A swallowing study, also known as an instrumental assessment of swallowing, is a medical procedure used to evaluate the function and mechanics of a person’s swallow. This diagnostic tool provides healthcare professionals with an objective view of how food and liquid move from the mouth through the throat and into the esophagus. It is typically performed when a patient is suspected of having dysphagia, the medical term for difficulty or discomfort in swallowing. By visualizing the swallowing process in real-time, the study helps identify the specific physiological breakdown causing the problem and determine the safest way for the patient to eat and drink.
Symptoms That Lead to a Swallowing Study
The need for a swallowing study is often indicated by patient-reported experiences suggesting a disruption in the normal mechanics of eating. Common signs include frequent coughing, choking, or throat clearing during or immediately after meals. These reactions signal that food or liquid may be entering the airway, a process called aspiration or penetration.
Patients may also describe a persistent sensation that food, liquid, or a pill is getting stuck in the throat or chest. Less obvious indicators include unexplained weight loss or dehydration, resulting from avoiding meals or an inefficient swallow that prevents adequate nutrient intake. A wet or gurgly vocal quality immediately following a swallow suggests that material is lingering around the vocal cords. Repeated episodes of aspiration pneumonia can also point toward a silent swallowing problem where material enters the lungs without triggering a cough reflex.
The Two Primary Diagnostic Methods
When a swallowing problem is suspected, a Speech-Language Pathologist (SLP) may recommend one of two primary instrumental studies: the Modified Barium Swallow Study (MBSS) or the Fiberoptic Endoscopic Evaluation of Swallowing (FEES). These tests are complementary, each offering a distinct perspective on the swallowing mechanism.
Modified Barium Swallow Study (MBSS)
The MBSS, also called a Videofluoroscopic Swallowing Study (VFSS), uses X-ray technology to capture a moving image of the swallow. During the procedure, the patient consumes different types of food and liquid mixed with barium, a contrast material that appears white on the X-ray screen. This allows the clinician to see the entire path of the food bolus, from the oral phase through the pharyngeal phase and into the upper esophagus. The MBSS is typically performed in a hospital’s radiology suite and is time-limited to reduce the patient’s exposure to radiation.
Fiberoptic Endoscopic Evaluation of Swallowing (FEES)

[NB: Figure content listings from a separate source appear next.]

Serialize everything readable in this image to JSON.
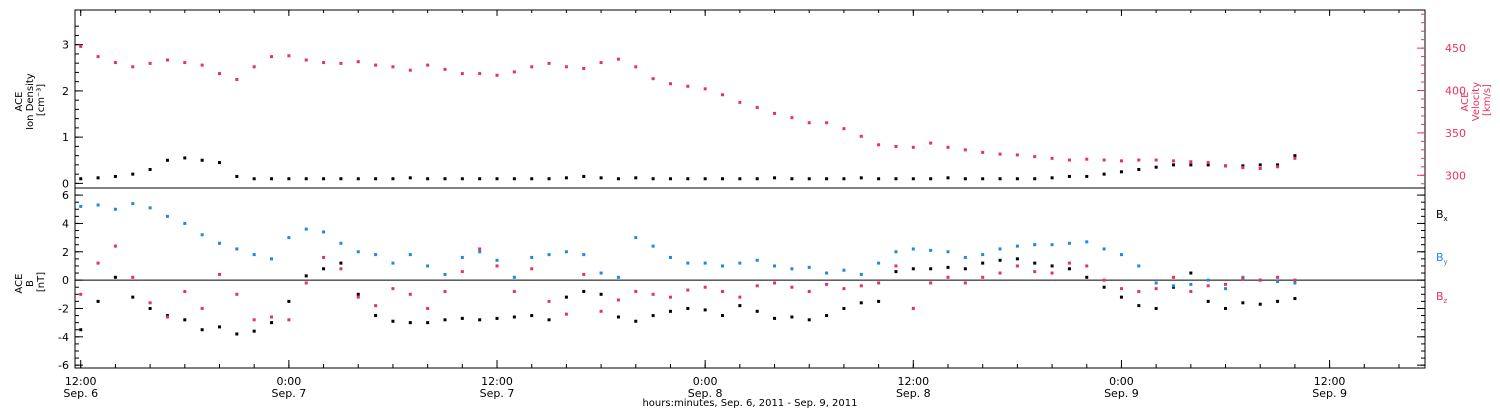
{
  "colors": {
    "density": "#000000",
    "velocity": "#e8325e",
    "bx": "#000000",
    "by": "#1e88e5",
    "bz": "#e8325e",
    "frame": "#000000"
  },
  "time_axis": {
    "label": "hours:minutes, Sep.  6, 2011 - Sep.  9, 2011",
    "range_hours": [
      -0.33,
      77.5
    ],
    "ticks": [
      {
        "hours": 0,
        "time": "12:00",
        "date": "Sep. 6"
      },
      {
        "hours": 12,
        "time": "0:00",
        "date": "Sep. 7"
      },
      {
        "hours": 24,
        "time": "12:00",
        "date": "Sep. 7"
      },
      {
        "hours": 36,
        "time": "0:00",
        "date": "Sep. 8"
      },
      {
        "hours": 48,
        "time": "12:00",
        "date": "Sep. 8"
      },
      {
        "hours": 60,
        "time": "0:00",
        "date": "Sep. 9"
      },
      {
        "hours": 72,
        "time": "12:00",
        "date": "Sep. 9"
      }
    ]
  },
  "chart_data": [
    {
      "type": "scatter",
      "panel": "top",
      "left_axis": {
        "label_lines": [
          "ACE",
          "Ion Density",
          "[cm⁻³]"
        ],
        "ylim": [
          -0.1,
          3.75
        ],
        "ticks": [
          0,
          1,
          2,
          3
        ]
      },
      "right_axis": {
        "label_lines": [
          "ACE",
          "Velocity",
          "[km/s]"
        ],
        "ylim": [
          285,
          495
        ],
        "ticks": [
          300,
          350,
          400,
          450
        ]
      },
      "series": [
        {
          "axis": "left",
          "x_hours": [
            0,
            1,
            2,
            3,
            4,
            5,
            6,
            7,
            8,
            9,
            10,
            11,
            12,
            13,
            14,
            15,
            16,
            17,
            18,
            19,
            20,
            21,
            22,
            23,
            24,
            25,
            26,
            27,
            28,
            29,
            30,
            31,
            32,
            33,
            34,
            35,
            36,
            37,
            38,
            39,
            40,
            41,
            42,
            43,
            44,
            45,
            46,
            47,
            48,
            49,
            50,
            51,
            52,
            53,
            54,
            55,
            56,
            57,
            58,
            59,
            60,
            61,
            62,
            63,
            64,
            65,
            66,
            67,
            68,
            69,
            70
          ],
          "values": [
            0.1,
            0.12,
            0.15,
            0.2,
            0.3,
            0.5,
            0.55,
            0.5,
            0.45,
            0.15,
            0.1,
            0.1,
            0.1,
            0.1,
            0.1,
            0.1,
            0.1,
            0.1,
            0.1,
            0.12,
            0.1,
            0.1,
            0.1,
            0.1,
            0.1,
            0.1,
            0.1,
            0.1,
            0.12,
            0.15,
            0.12,
            0.1,
            0.12,
            0.1,
            0.1,
            0.1,
            0.1,
            0.1,
            0.1,
            0.1,
            0.12,
            0.1,
            0.1,
            0.1,
            0.1,
            0.12,
            0.1,
            0.1,
            0.1,
            0.1,
            0.12,
            0.1,
            0.1,
            0.1,
            0.1,
            0.1,
            0.12,
            0.15,
            0.15,
            0.2,
            0.25,
            0.3,
            0.35,
            0.4,
            0.4,
            0.4,
            0.38,
            0.38,
            0.4,
            0.4,
            0.6
          ]
        },
        {
          "axis": "right",
          "x_hours": [
            0,
            1,
            2,
            3,
            4,
            5,
            6,
            7,
            8,
            9,
            10,
            11,
            12,
            13,
            14,
            15,
            16,
            17,
            18,
            19,
            20,
            21,
            22,
            23,
            24,
            25,
            26,
            27,
            28,
            29,
            30,
            31,
            32,
            33,
            34,
            35,
            36,
            37,
            38,
            39,
            40,
            41,
            42,
            43,
            44,
            45,
            46,
            47,
            48,
            49,
            50,
            51,
            52,
            53,
            54,
            55,
            56,
            57,
            58,
            59,
            60,
            61,
            62,
            63,
            64,
            65,
            66,
            67,
            68,
            69,
            70
          ],
          "values": [
            452,
            440,
            433,
            428,
            432,
            436,
            433,
            430,
            420,
            413,
            428,
            440,
            441,
            436,
            433,
            432,
            434,
            430,
            428,
            424,
            430,
            425,
            420,
            420,
            418,
            422,
            428,
            432,
            428,
            426,
            433,
            437,
            428,
            414,
            408,
            405,
            402,
            395,
            386,
            380,
            373,
            368,
            362,
            362,
            355,
            346,
            336,
            334,
            333,
            338,
            333,
            330,
            327,
            325,
            324,
            322,
            320,
            318,
            319,
            318,
            317,
            318,
            318,
            317,
            316,
            315,
            311,
            309,
            308,
            310,
            320
          ]
        }
      ]
    },
    {
      "type": "scatter",
      "panel": "bottom",
      "left_axis": {
        "label_lines": [
          "ACE",
          "B",
          "[nT]"
        ],
        "ylim": [
          -6.2,
          6.5
        ],
        "ticks": [
          -6,
          -4,
          -2,
          0,
          2,
          4,
          6
        ]
      },
      "series": [
        {
          "name": "Bx",
          "x_hours": [
            0,
            1,
            2,
            3,
            4,
            5,
            6,
            7,
            8,
            9,
            10,
            11,
            12,
            13,
            14,
            15,
            16,
            17,
            18,
            19,
            20,
            21,
            22,
            23,
            24,
            25,
            26,
            27,
            28,
            29,
            30,
            31,
            32,
            33,
            34,
            35,
            36,
            37,
            38,
            39,
            40,
            41,
            42,
            43,
            44,
            45,
            46,
            47,
            48,
            49,
            50,
            51,
            52,
            53,
            54,
            55,
            56,
            57,
            58,
            59,
            60,
            61,
            62,
            63,
            64,
            65,
            66,
            67,
            68,
            69,
            70
          ],
          "values": [
            -3.5,
            -1.5,
            0.2,
            -1.2,
            -2.0,
            -2.5,
            -2.8,
            -3.5,
            -3.3,
            -3.8,
            -3.6,
            -3.0,
            -1.5,
            0.3,
            0.8,
            1.2,
            -1.0,
            -2.5,
            -2.9,
            -3.0,
            -3.0,
            -2.8,
            -2.7,
            -2.8,
            -2.7,
            -2.6,
            -2.5,
            -2.8,
            -1.2,
            -0.8,
            -1.0,
            -2.6,
            -2.9,
            -2.5,
            -2.2,
            -2.0,
            -2.1,
            -2.5,
            -1.8,
            -2.2,
            -2.7,
            -2.6,
            -2.8,
            -2.5,
            -2.0,
            -1.6,
            -1.5,
            0.6,
            0.8,
            0.8,
            0.9,
            0.8,
            1.2,
            1.4,
            1.5,
            1.2,
            1.0,
            0.8,
            0.2,
            -0.5,
            -1.2,
            -1.8,
            -2.0,
            -0.5,
            0.5,
            -1.5,
            -2.0,
            -1.6,
            -1.7,
            -1.5,
            -1.3
          ]
        },
        {
          "name": "By",
          "x_hours": [
            0,
            1,
            2,
            3,
            4,
            5,
            6,
            7,
            8,
            9,
            10,
            11,
            12,
            13,
            14,
            15,
            16,
            17,
            18,
            19,
            20,
            21,
            22,
            23,
            24,
            25,
            26,
            27,
            28,
            29,
            30,
            31,
            32,
            33,
            34,
            35,
            36,
            37,
            38,
            39,
            40,
            41,
            42,
            43,
            44,
            45,
            46,
            47,
            48,
            49,
            50,
            51,
            52,
            53,
            54,
            55,
            56,
            57,
            58,
            59,
            60,
            61,
            62,
            63,
            64,
            65,
            66,
            67,
            68,
            69,
            70
          ],
          "values": [
            5.2,
            5.3,
            5.0,
            5.4,
            5.1,
            4.5,
            4.0,
            3.2,
            2.6,
            2.2,
            1.8,
            1.5,
            3.0,
            3.6,
            3.4,
            2.6,
            2.0,
            1.8,
            1.2,
            1.8,
            1.0,
            0.4,
            1.6,
            2.0,
            1.4,
            0.2,
            1.6,
            1.8,
            2.0,
            1.8,
            0.5,
            0.2,
            3.0,
            2.4,
            1.6,
            1.2,
            1.2,
            1.0,
            1.2,
            1.4,
            1.0,
            0.8,
            0.9,
            0.5,
            0.7,
            0.4,
            1.2,
            2.0,
            2.2,
            2.1,
            2.0,
            1.6,
            1.8,
            2.2,
            2.4,
            2.5,
            2.5,
            2.6,
            2.7,
            2.2,
            1.8,
            1.0,
            -0.2,
            -0.4,
            -0.3,
            0.0,
            -0.6,
            0.2,
            0.0,
            -0.1,
            -0.2
          ]
        },
        {
          "name": "Bz",
          "x_hours": [
            0,
            1,
            2,
            3,
            4,
            5,
            6,
            7,
            8,
            9,
            10,
            11,
            12,
            13,
            14,
            15,
            16,
            17,
            18,
            19,
            20,
            21,
            22,
            23,
            24,
            25,
            26,
            27,
            28,
            29,
            30,
            31,
            32,
            33,
            34,
            35,
            36,
            37,
            38,
            39,
            40,
            41,
            42,
            43,
            44,
            45,
            46,
            47,
            48,
            49,
            50,
            51,
            52,
            53,
            54,
            55,
            56,
            57,
            58,
            59,
            60,
            61,
            62,
            63,
            64,
            65,
            66,
            67,
            68,
            69,
            70
          ],
          "values": [
            -1.0,
            1.2,
            2.4,
            0.2,
            -1.6,
            -2.6,
            -0.8,
            -2.0,
            0.4,
            -1.0,
            -2.8,
            -2.6,
            -2.8,
            -0.2,
            1.6,
            0.8,
            -1.2,
            -1.8,
            -0.6,
            -1.0,
            -2.0,
            -0.8,
            0.6,
            2.2,
            1.0,
            -0.8,
            0.8,
            -1.5,
            -2.4,
            0.4,
            -2.2,
            -1.4,
            -0.8,
            -1.0,
            -1.2,
            -0.7,
            -0.5,
            -0.8,
            -1.2,
            -0.4,
            -0.2,
            -0.5,
            -0.8,
            -0.3,
            -0.6,
            -0.4,
            -0.2,
            1.0,
            -2.0,
            -0.2,
            0.2,
            -0.2,
            0.2,
            0.5,
            1.0,
            0.6,
            0.5,
            1.2,
            1.0,
            0.0,
            -0.6,
            -0.8,
            -0.6,
            0.2,
            -0.8,
            -0.4,
            -0.3,
            0.1,
            0.0,
            0.2,
            0.0
          ]
        }
      ],
      "legend": [
        "Bx",
        "By",
        "Bz"
      ]
    }
  ]
}
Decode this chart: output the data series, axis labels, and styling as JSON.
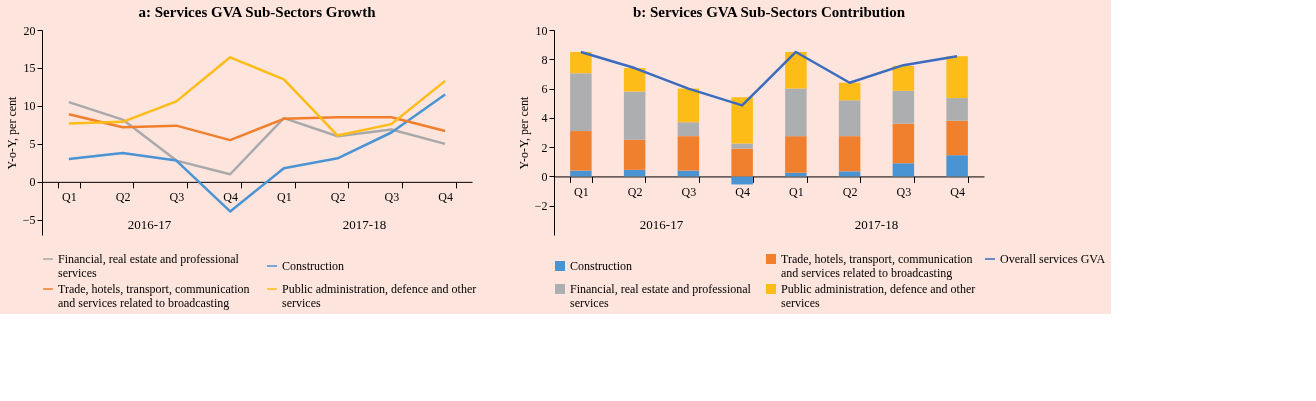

The FEES involves passing a thin, flexible endoscope through the patient’s nose to position the camera just above the voice box (larynx). The patient swallows dyed food and liquids while the clinician views the pharyngeal structures on a monitor in real-time. A major advantage of FEES is its portability, allowing it to be performed at the patient’s bedside without the need for a specialized X-ray suite or radiation exposure. While the MBSS provides a full view of the oral and esophageal stages, the FEES offers clearer, direct visualization of the pharynx and larynx before and after the swallow, and can be repeated safely to monitor fatigue or treatment effectiveness.
Analyzing the Findings and Treatment Recommendations
The data collected from the instrumental study is analyzed to determine the nature of the swallowing impairment and inform a plan of care. Clinicians look for two primary safety concerns: penetration and aspiration. Penetration occurs when material enters the laryngeal vestibule above the vocal folds, while aspiration is the more serious event where material passes below the vocal folds into the trachea and lungs.
Efficiency is also evaluated by looking for pharyngeal residue—food or liquid that remains in the throat after the swallow is complete. The study helps pinpoint the exact physiological reason for these issues, such as a weak tongue base, delayed swallow reflex, or reduced laryngeal elevation. This objective information translates directly into specific therapeutic recommendations, often overseen by an SLP.
Treatment plans are highly individualized and may involve modifications to the patient’s diet to ensure safety, such as thickening liquids or altering the texture of solid foods. Compensatory strategies are also taught, which are temporary adjustments made during the swallow (e.g., the chin-tuck maneuver or a head turn) to redirect the food bolus and protect the airway. For long-term improvement, rehabilitative swallowing exercises are prescribed to strengthen specific muscle groups and improve swallow coordination.